A Hyperspace Ride Through The Star Wars Saga: A New Hope (1977)
A classic story of good vs evil which takes narrative roots from early Asian cinema and mythology; young heroes siding with mystical wizards and gunslingers to battle an evil Empire, headed by a haunting, powerful masked figure with legions of troops at his disposal. It sounds crazy on paper, but works perfectly for a classic sci-fi adventure with that B-movie feel and fuels the imagination for fans young and old to experience nothing but escapist adventure. Mark Hamill as Luke Skywalker, Harrison Ford as Han Solo and Carrie Fisher as Princess Leia lead the charge against the evil Galactic Empire and a roster of characters as memorable as the performances that bring them to life.
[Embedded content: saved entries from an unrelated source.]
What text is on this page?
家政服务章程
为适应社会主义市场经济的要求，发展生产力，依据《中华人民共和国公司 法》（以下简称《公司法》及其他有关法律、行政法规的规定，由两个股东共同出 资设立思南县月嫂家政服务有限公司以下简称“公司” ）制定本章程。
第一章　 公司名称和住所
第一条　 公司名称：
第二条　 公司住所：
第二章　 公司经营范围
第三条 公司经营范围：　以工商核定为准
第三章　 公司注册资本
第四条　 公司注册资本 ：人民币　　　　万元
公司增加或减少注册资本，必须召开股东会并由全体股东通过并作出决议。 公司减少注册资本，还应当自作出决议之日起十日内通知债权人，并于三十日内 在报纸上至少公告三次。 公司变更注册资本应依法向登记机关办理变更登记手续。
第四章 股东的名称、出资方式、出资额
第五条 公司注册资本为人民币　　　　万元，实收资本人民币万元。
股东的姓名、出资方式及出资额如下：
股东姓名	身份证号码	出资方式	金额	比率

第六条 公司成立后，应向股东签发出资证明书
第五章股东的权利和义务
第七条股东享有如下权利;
A cast of veteran support show the conviction Lucas had in bringing this story to life and the faith he gave others that this was something special. Alex Guinness as “space wizard” Obi-Wan Kenobi, the physique of David Prowse and voice of James Earl Jones bringing to masked nightmare Darth Vader to life and the acting prowess of Peter Cushing as Grand Moff Tarkin were but a few names that easily caught people’s attention.
With passionate performances from all the actors taking what they do and say so seriously, it adds to the charm and the fact you can believe they are all existing in a world so fantastical and alien it doesn’t look or sound false; a factor missing from the early prequels. Every character is full of fun, be it good or evil, and they are so iconic in every way it’s almost too good to be true. The heroes are heroic, the villains and villainous and the practical effects, set design and matte background work is something of a lost art we can fully appreciate here. There is bare minimal blue-screen work and digital effects, with everything being done by Lucas and his talented crew using miniatures, models and good old fashioned stunts.
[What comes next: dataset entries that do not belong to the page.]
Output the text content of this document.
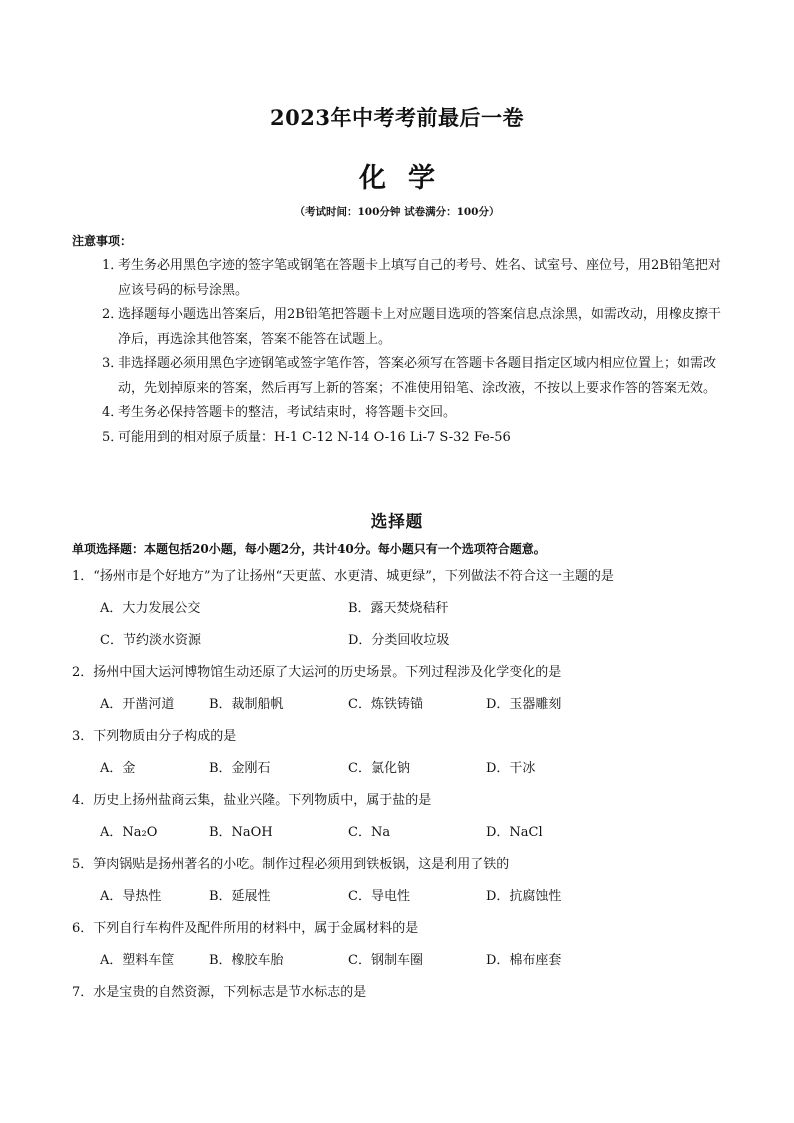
2023年中考考前最后一卷
化学
（考试时间：100分钟 试卷满分：100分）
注意事项：
1．
考生务必用黑色字迹的签字笔或钢笔在答题卡上填写自己的考号、姓名、试室号、座位号，用2B铅笔把对应该号码的标号涂黑。
2．
选择题每小题选出答案后，用2B铅笔把答题卡上对应题目选项的答案信息点涂黑，如需改动，用橡皮擦干净后，再选涂其他答案，答案不能答在试题上。
3．
非选择题必须用黑色字迹钢笔或签字笔作答，答案必须写在答题卡各题目指定区域内相应位置上；如需改动，先划掉原来的答案，然后再写上新的答案；不准使用铅笔、涂改液，不按以上要求作答的答案无效。
4．
考生务必保持答题卡的整洁，考试结束时，将答题卡交回。
5．
可能用到的相对原子质量：H-1 C-12 N-14 O-16 Li-7 S-32 Fe-56
选择题
单项选择题：本题包括20小题，每小题2分，共计40分。每小题只有一个选项符合题意。
1．“扬州市是个好地方”为了让扬州“天更蓝、水更清、城更绿”，下列做法不符合这一主题的是
A．大力发展公交	B．露天焚烧秸秆
C．节约淡水资源	D．分类回收垃圾
2．扬州中国大运河博物馆生动还原了大运河的历史场景。下列过程涉及化学变化的是
A．开凿河道	B．裁制船帆	C．炼铁铸锚	D．玉器雕刻
3．下列物质由分子构成的是
A．金	B．金刚石	C．氯化钠	D．干冰
4．历史上扬州盐商云集，盐业兴隆。下列物质中，属于盐的是
A．Na₂O	B．NaOH	C．Na	D．NaCl
5．笋肉锅贴是扬州著名的小吃。制作过程必须用到铁板锅，这是利用了铁的
A．导热性	B．延展性	C．导电性	D．抗腐蚀性
6．下列自行车构件及配件所用的材料中，属于金属材料的是
A．塑料车筐	B．橡胶车胎	C．钢制车圈	D．棉布座套
7．水是宝贵的自然资源，下列标志是节水标志的是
With a truly rousing score by John Williams and some imaginative production design that takes you to places you could only dream about before CGI dominated the screens and removed the heart from works like this. The charm is evident from this low-budget sci-fi film, from the lighting to the sound design, props and costumes. As nothing like this had ever come before in mainstream cinema, ‘Star Wars’ (as it was originally known) was a breath of fresh air for film fans and captured the heart and minds of young and old audiences.
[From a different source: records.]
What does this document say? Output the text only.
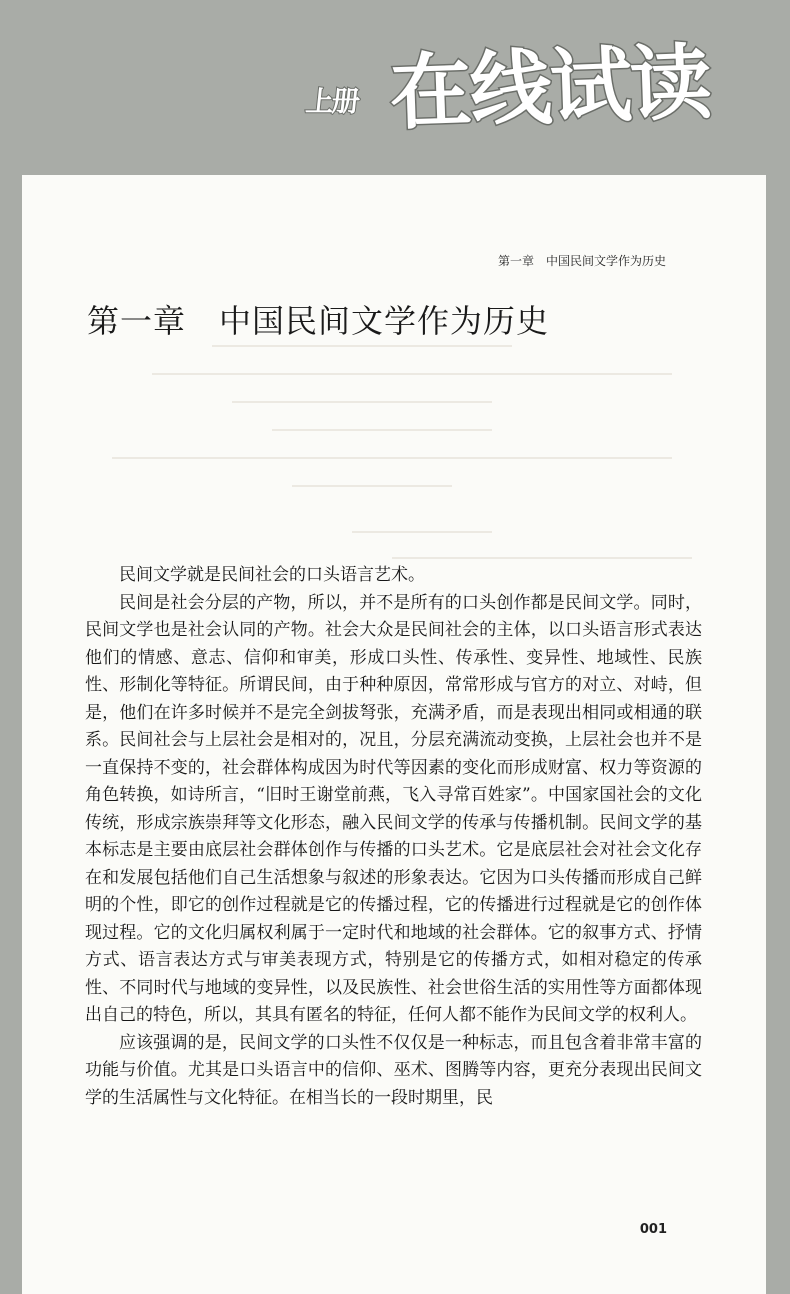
上册 在线试读
第一章　中国民间文学作为历史
第一章　中国民间文学作为历史

民间文学就是民间社会的口头语言艺术。

民间是社会分层的产物，所以，并不是所有的口头创作都是民间文学。同时，民间文学也是社会认同的产物。社会大众是民间社会的主体，以口头语言形式表达他们的情感、意志、信仰和审美，形成口头性、传承性、变异性、地域性、民族性、形制化等特征。所谓民间，由于种种原因，常常形成与官方的对立、对峙，但是，他们在许多时候并不是完全剑拔弩张，充满矛盾，而是表现出相同或相通的联系。民间社会与上层社会是相对的，况且，分层充满流动变换，上层社会也并不是一直保持不变的，社会群体构成因为时代等因素的变化而形成财富、权力等资源的角色转换，如诗所言，“旧时王谢堂前燕，飞入寻常百姓家”。中国家国社会的文化传统，形成宗族崇拜等文化形态，融入民间文学的传承与传播机制。民间文学的基本标志是主要由底层社会群体创作与传播的口头艺术。它是底层社会对社会文化存在和发展包括他们自己生活想象与叙述的形象表达。它因为口头传播而形成自己鲜明的个性，即它的创作过程就是它的传播过程，它的传播进行过程就是它的创作体现过程。它的文化归属权利属于一定时代和地域的社会群体。它的叙事方式、抒情方式、语言表达方式与审美表现方式，特别是它的传播方式，如相对稳定的传承性、不同时代与地域的变异性，以及民族性、社会世俗生活的实用性等方面都体现出自己的特色，所以，其具有匿名的特征，任何人都不能作为民间文学的权利人。

应该强调的是，民间文学的口头性不仅仅是一种标志，而且包含着非常丰富的功能与价值。尤其是口头语言中的信仰、巫术、图腾等内容，更充分表现出民间文学的生活属性与文化特征。在相当长的一段时期里，民

001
Featuring exciting space dog-fights thanks to the Rebel and Imperial fighters, deadly shootouts where laser blasts fill the air and a pioneering lightsabre showcase scene, this ticks every box for action, adventure, fantasy and sci-fi that it’s hard to compare. It’s so simple, but works so well, and thanks to the lack of CGI or wooden performances it’s a cut above the prequels like nothing you’ve seen before. A talented cast, a talented crew and bucket loads of understanding and passion for adventure really give us something never seen before, or since. A true classic and defining piece of cinema magic.